Cooperative Computing Lab News: December 2024

Monday, December 9, 2024

Data Pruning Mechanism in Daskvine

In our recent work, we introduced a file pruning technique into DaskVine to address challenges in managing intermediate files in DAG-based task graphs. This technique systematically identifies and removes intermediate stale files—those no longer needed by downstream tasks—directly from worker nodes. By freeing up storage in real time, file pruning not only enables workers to process more computational tasks with limited disk space but also makes applications feasible that were previously constrained by storage limitations.

Specifically, the pruning algorithm monitors task execution in the graph, categorizing tasks as waiting or completed. Once a task finishes, it prunes its parent tasks’ output files if all dependent child tasks are done and immediately submits dependent tasks for execution when their inputs are ready.

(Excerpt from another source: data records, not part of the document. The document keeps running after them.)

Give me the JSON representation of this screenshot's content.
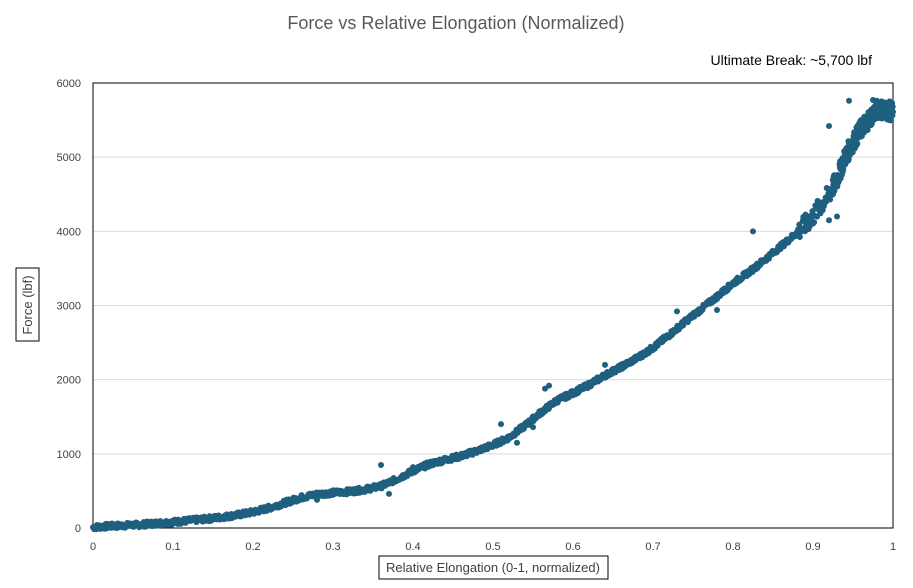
{
  "chart_data": {
    "type": "scatter",
    "title": "Force vs Relative Elongation (Normalized)",
    "annotation": "Ultimate Break: ~5,700 lbf",
    "xlabel": "Relative Elongation (0-1, normalized)",
    "ylabel": "Force (lbf)",
    "xlim": [
      0,
      1
    ],
    "ylim": [
      0,
      6000
    ],
    "x_ticks": [
      "0",
      "0.1",
      "0.2",
      "0.3",
      "0.4",
      "0.5",
      "0.6",
      "0.7",
      "0.8",
      "0.9",
      "1"
    ],
    "y_ticks": [
      "0",
      "1000",
      "2000",
      "3000",
      "4000",
      "5000",
      "6000"
    ],
    "grid": "horizontal",
    "legend": "none",
    "marker_color": "#1f5f7f",
    "series": [
      {
        "curve": [
          [
            0,
            10
          ],
          [
            0.02,
            25
          ],
          [
            0.04,
            35
          ],
          [
            0.06,
            45
          ],
          [
            0.08,
            65
          ],
          [
            0.1,
            80
          ],
          [
            0.12,
            100
          ],
          [
            0.14,
            120
          ],
          [
            0.16,
            145
          ],
          [
            0.18,
            175
          ],
          [
            0.2,
            215
          ],
          [
            0.22,
            270
          ],
          [
            0.24,
            340
          ],
          [
            0.26,
            410
          ],
          [
            0.28,
            455
          ],
          [
            0.3,
            475
          ],
          [
            0.32,
            490
          ],
          [
            0.34,
            520
          ],
          [
            0.36,
            565
          ],
          [
            0.38,
            660
          ],
          [
            0.4,
            770
          ],
          [
            0.42,
            860
          ],
          [
            0.44,
            920
          ],
          [
            0.46,
            970
          ],
          [
            0.48,
            1040
          ],
          [
            0.5,
            1120
          ],
          [
            0.52,
            1220
          ],
          [
            0.54,
            1380
          ],
          [
            0.56,
            1560
          ],
          [
            0.58,
            1720
          ],
          [
            0.6,
            1820
          ],
          [
            0.62,
            1930
          ],
          [
            0.64,
            2060
          ],
          [
            0.66,
            2170
          ],
          [
            0.68,
            2290
          ],
          [
            0.7,
            2430
          ],
          [
            0.72,
            2600
          ],
          [
            0.74,
            2780
          ],
          [
            0.76,
            2950
          ],
          [
            0.78,
            3120
          ],
          [
            0.8,
            3300
          ],
          [
            0.82,
            3450
          ],
          [
            0.84,
            3620
          ],
          [
            0.86,
            3800
          ],
          [
            0.88,
            3980
          ],
          [
            0.9,
            4200
          ],
          [
            0.92,
            4500
          ],
          [
            0.93,
            4700
          ],
          [
            0.94,
            5000
          ],
          [
            0.95,
            5200
          ],
          [
            0.96,
            5380
          ],
          [
            0.97,
            5520
          ],
          [
            0.98,
            5650
          ],
          [
            0.99,
            5640
          ],
          [
            1.0,
            5610
          ]
        ],
        "outliers": [
          [
            0.36,
            850
          ],
          [
            0.37,
            460
          ],
          [
            0.4,
            820
          ],
          [
            0.28,
            380
          ],
          [
            0.51,
            1400
          ],
          [
            0.53,
            1150
          ],
          [
            0.55,
            1360
          ],
          [
            0.57,
            1920
          ],
          [
            0.565,
            1880
          ],
          [
            0.64,
            2200
          ],
          [
            0.73,
            2920
          ],
          [
            0.78,
            2940
          ],
          [
            0.825,
            4000
          ],
          [
            0.92,
            4150
          ],
          [
            0.93,
            4200
          ],
          [
            0.92,
            5420
          ],
          [
            0.945,
            5760
          ],
          [
            0.975,
            5770
          ]
        ]
      }
    ]
  }
}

To evaluate the effectiveness of our file pruning technique, we utilized four key metrics:

File Retention Rate (FRR): FRR represents the ratio of a file's retention time on storage to the total workflow execution time. It indicates how long files remain in storage relative to the workflow's progress. A shorter FRR reflects more efficient pruning. The following figures show the FRR over all intermediate files, each producing by one specific task. The left graph (FCFS) shows higher and more uniform FRR, where files remain on storage for a significant portion of the workflow. In contrast, the right graph (FCFS with Pruning) shows a clear reduction in FRR for most files, which proves that pruning reduces storage usage by removing stale files promptly.

Accumulated Storage Consumption (ASC) and Accumulated File Count (AFC): ASC measures the total amount of storage consumed across all worker nodes throughout the workflow execution, while AFC tracks the total number of files retained across all worker nodes during the workflow. In the following, the left graph shows that both ASC and AFC steadily increase throughout the workflow, peaking at 1082.94 GB and 299,787 files, respectively. This highlights significant storage pressure without pruning. The right graph demonstrates dramatic reductions, with peaks at 326.78 GB for ASC and 80,239 files for AFC. This confirms that pruning effectively reduces storage consumption and file count by promptly removing unnecessary intermediate files.

Worker Storage Consumption (WSC): WSC reflects the storage consumption of individual workers at any point during the workflow execution. It helps assess the balance of storage usage among workers. The left graph shows a peak WSC of 24.95 GB, indicating high storage pressure on individual workers. In contrast, the right graph shows a significantly lower peak of 7.07 GB, demonstrating that pruning effectively reduces storage usage per worker and balances the load across the cluster.

Sunday, December 1, 2024

TaskVine + Parsl Integration

The Cooperative Computing Lab team has an ongoing collaboration with the Parsl Project, maintaining the TaskVine Executor for use with the Parsl workflow system. Using the TaskVine executor involves expressing an application using the Parsl API, where tasks are created and managed using the Parsl Data Flow Kernel. Tasks are passed to the executor which makes final scheduling decisions.

The TaskVine executor offers a number of features involving data management and locality scheduling. The distinction between the TaskVine executor and other available executors is largely the awareness of data dependencies and the use of node-local storage. There are a number of features to the TaskVine executor that have been recently added or are in progress.

One prominent new feature is the extension of TaskVine function invocations to the TaskVine executor. Function invocations reduce the overhead of starting new tasks, considerably benefiting workflows with many short-running tasks. TaskVine function calls have been described with greater detail in this article by Thanh Son Phung. This benefit to task startup latency is especially useful for the Parsl/TaskVine executor, since Parsl is a python-native application. Normally each task must consider starting a new python process and loading all modules used by Parsl as well as the user's application. With short running tasks, such as ones resembling quick function calls, the overhead of loading this information from shared storage, or transferring it to local storage and starting a new python process can be greater than the running time of the task itself. TaskVine function invocations allow this runtime environment information to be effectively cached, and multiple tasks to run sequentially in the same python process. A molecular dynamics application using the Parsl/TaskVine executor is shown below, with L1 being simple tasks, and L2 using TaskVine function invocations.

Other new changes to the TaskVine executor include the addition of the tune_parameters to the executor configuration. TaskVine is highly configurable by users to suit the needs of their particular application or cluster resources. Adding this option to the TaskVine executor allows users to automatically replicate intermediate data, configure the degree of replication desired, disable peer transfers, and several in-depth scheduling options which fit different specific task dispatch and retrieval patterns.